Historic Preservation Survey Targeting Equity and Inclusion Nets Primarily White and Elderly Respondents | ARLnow
A recent survey of Arlington residents found a majority say the county needs to be more aggressive in preserving historic buildings, landmarks and resources from demolition.
Engagement in the survey, administered in 2021, was three times higher than engagement in a similar survey distributed two years ago, before the loss last year of two landmark homes – Febrey-Lothrop House and the Victorian Fellows-McGrath House – to make room for new housing.
The tripling, however, did not result in a more diverse respondent group. More than 80% of respondents were a combination of white, homeowners, and 45+.
The most recent pool of responses to the Historic Preservation Feedback Form is somehow even whiter and more owner-focused than the last. It seems indistinguishable from a CivFed meeting. pic.twitter.com/JI16BJqrlY
— Chris Slatt (@alongthepike) March 24, 2022
The survey is part of a county effort to update its master plan governing historic preservation, with a new focus on equity and inclusion, said Rachel LaPiana, spokeswoman for the Department of Community Planning. , Housing and Development.
Adopted and unchanged since 2006, the update – if passed by the county council by the end of 2022 – will guide historic preservation priorities and programs for the next decade, she said.

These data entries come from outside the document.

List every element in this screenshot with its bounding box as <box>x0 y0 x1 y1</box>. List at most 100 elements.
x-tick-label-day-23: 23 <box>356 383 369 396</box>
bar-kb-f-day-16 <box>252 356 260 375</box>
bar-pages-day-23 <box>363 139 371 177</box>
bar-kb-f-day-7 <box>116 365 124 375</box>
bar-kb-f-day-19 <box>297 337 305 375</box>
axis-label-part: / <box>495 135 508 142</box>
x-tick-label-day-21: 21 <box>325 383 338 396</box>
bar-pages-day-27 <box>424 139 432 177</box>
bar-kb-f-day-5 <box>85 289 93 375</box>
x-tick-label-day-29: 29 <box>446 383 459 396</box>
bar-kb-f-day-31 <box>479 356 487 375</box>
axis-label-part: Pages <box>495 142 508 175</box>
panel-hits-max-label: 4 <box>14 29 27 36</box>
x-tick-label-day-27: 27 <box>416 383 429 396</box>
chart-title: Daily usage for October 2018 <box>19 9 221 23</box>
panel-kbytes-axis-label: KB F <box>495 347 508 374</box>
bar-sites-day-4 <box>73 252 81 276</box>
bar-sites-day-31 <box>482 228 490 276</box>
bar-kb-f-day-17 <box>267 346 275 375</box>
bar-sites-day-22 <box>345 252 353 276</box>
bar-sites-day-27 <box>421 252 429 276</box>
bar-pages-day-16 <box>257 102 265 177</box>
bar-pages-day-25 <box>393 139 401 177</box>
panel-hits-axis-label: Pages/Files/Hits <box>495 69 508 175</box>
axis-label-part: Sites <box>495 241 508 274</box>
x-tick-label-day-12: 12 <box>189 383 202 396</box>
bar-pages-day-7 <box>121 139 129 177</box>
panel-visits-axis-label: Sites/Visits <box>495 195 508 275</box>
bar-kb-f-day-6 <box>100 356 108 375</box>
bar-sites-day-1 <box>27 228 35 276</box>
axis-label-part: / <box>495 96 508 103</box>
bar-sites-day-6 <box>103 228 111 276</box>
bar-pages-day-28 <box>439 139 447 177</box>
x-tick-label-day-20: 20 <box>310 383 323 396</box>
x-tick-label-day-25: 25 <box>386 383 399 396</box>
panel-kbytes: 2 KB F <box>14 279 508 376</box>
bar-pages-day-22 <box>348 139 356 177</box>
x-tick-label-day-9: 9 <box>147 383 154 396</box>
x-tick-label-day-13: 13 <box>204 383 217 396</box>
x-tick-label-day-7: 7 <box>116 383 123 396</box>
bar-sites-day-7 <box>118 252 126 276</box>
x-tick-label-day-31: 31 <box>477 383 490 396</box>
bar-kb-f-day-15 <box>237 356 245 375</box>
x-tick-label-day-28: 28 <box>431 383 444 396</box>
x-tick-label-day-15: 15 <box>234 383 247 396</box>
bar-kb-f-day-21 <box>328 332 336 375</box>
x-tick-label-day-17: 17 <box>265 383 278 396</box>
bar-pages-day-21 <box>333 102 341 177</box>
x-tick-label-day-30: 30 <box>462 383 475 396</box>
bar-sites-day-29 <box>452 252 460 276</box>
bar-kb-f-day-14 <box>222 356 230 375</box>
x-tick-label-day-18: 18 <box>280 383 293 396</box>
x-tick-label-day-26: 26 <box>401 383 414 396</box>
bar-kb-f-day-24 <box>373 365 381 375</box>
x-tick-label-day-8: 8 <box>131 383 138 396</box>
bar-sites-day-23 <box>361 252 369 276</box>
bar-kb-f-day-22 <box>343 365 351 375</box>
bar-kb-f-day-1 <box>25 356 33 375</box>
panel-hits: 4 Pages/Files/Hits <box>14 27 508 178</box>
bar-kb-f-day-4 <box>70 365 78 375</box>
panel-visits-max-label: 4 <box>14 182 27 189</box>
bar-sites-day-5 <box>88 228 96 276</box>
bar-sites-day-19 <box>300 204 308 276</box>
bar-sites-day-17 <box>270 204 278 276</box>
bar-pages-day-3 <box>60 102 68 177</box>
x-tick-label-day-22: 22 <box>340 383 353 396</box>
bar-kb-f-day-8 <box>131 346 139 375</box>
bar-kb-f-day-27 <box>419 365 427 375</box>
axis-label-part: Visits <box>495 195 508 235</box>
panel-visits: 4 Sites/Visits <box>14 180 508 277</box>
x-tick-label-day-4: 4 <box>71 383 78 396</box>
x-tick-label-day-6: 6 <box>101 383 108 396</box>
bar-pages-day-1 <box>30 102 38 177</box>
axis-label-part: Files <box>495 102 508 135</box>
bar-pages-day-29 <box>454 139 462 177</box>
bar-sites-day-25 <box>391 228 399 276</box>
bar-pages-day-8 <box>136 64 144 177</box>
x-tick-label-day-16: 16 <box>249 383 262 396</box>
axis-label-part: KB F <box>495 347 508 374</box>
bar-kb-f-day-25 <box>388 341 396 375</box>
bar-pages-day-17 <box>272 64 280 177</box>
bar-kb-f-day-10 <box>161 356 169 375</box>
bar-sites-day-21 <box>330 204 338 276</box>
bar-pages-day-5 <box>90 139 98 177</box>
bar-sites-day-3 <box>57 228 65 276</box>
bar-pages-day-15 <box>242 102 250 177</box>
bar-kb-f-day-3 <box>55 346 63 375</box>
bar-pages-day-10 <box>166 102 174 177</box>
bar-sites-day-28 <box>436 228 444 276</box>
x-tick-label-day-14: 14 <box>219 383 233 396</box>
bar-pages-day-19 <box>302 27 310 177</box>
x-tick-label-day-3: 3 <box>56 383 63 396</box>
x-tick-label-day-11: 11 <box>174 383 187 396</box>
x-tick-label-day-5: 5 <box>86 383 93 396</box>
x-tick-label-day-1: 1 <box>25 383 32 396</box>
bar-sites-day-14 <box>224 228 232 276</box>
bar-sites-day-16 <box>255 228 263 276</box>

Many respondents said the county should highlight century-old properties, historic neighborhoods, archaeological sites, and resources related to Arlington’s immigrant, African American, and Native American communities. Some railed against the county and the plan not to preserve sites like the Febrey-Lothrop House, while a few said such teardowns were necessary to make room for more housing and affordable units. .
The survey asked general questions to understand what residents value, with questions such as “what stories, traditions, places, buildings and/or communities are important to you?” »
But for some civically engaged Arlington residents, the demographics of respondents were more interesting. They say that survey yielded detailed feedback from passionate people, but did not reveal how the wider community values historic preservation.
The problem, according to Dave Schutz — a civically engaged resident and prolific ARLnow commentator — is how and where the survey is announced. His oft-repeated remark about community involvement in Arlington: “You ask twelve guys from Speedos if we should build [the Long Bridge Aquatics Center]you will get a twelve for voting yes.
Schutz suggested the county keep track of how respondents hear about the survey, so they know which views are being captured.
“I could require that surveys…contain an identifier so that people compiling the results can see which were completed by people who were notified via the Arlington Historical Society website and which by people notified via ‘Engulf and Destroy’ developers. Mwa-ha-ha website, ‘the county council’s website – and if opinion trends were significantly different, report to decision-makers that this was the case.
Joan Fitzgerald, a local resident who works in population surveying, says county survey questions are often phrased to confirm the biases of survey authors, while the questions can be dense with jargon.
“County survey questions are often confusing, and participants often need a solid background on the subject to even understand what is being asked,” said Fitzgerald, who sits on the development oversight committee of the Ashton Heights Civic Association.
That said, responses from people who understand the jargon are valuable as the county works out policy details, says Chris Slatt, a transportation advocate who pointed to the skewed demographic response to the survey via Twitter.
“People who are passionate about the issue often have specialist knowledge, a deeper understanding, and a willingness to spend time learning about a complex topic,” he said. “When this planning process comes down to ‘How do we achieve our goals?’ I hope people who are super passionate about historic preservation are knee deep in implementation details and haggle over tax credits and zoning ordinance details.
But to answer the most fundamental basic questions, Slatt says staff need to meet people where they are.
“You have to go to them, not ask them to come to you. You have to print out a stack of paper forms and take clipboards and go stand in front of grocery stores, schools or in parks,” he said. “It’s absolutely doable now, and it was also doable during the pandemic.”
It’s the county plan, LaPiana said. Between 2020 and 2021, the county administered three online feedback forms, convened four small focus groups, and held three in-person events.
Now, staff will host a series of in-person community events, attend events around Arlington, and distribute a fourth online engagement survey.
“We are working with our partners to solicit feedback from a diverse audience as we move through this process – and we appreciate any support from the community to help spread the word. Our goal is to highlight all communities, races, ethnicities and groups by preserving the resources essential to these communities and highlighting their histories and narratives,” she said.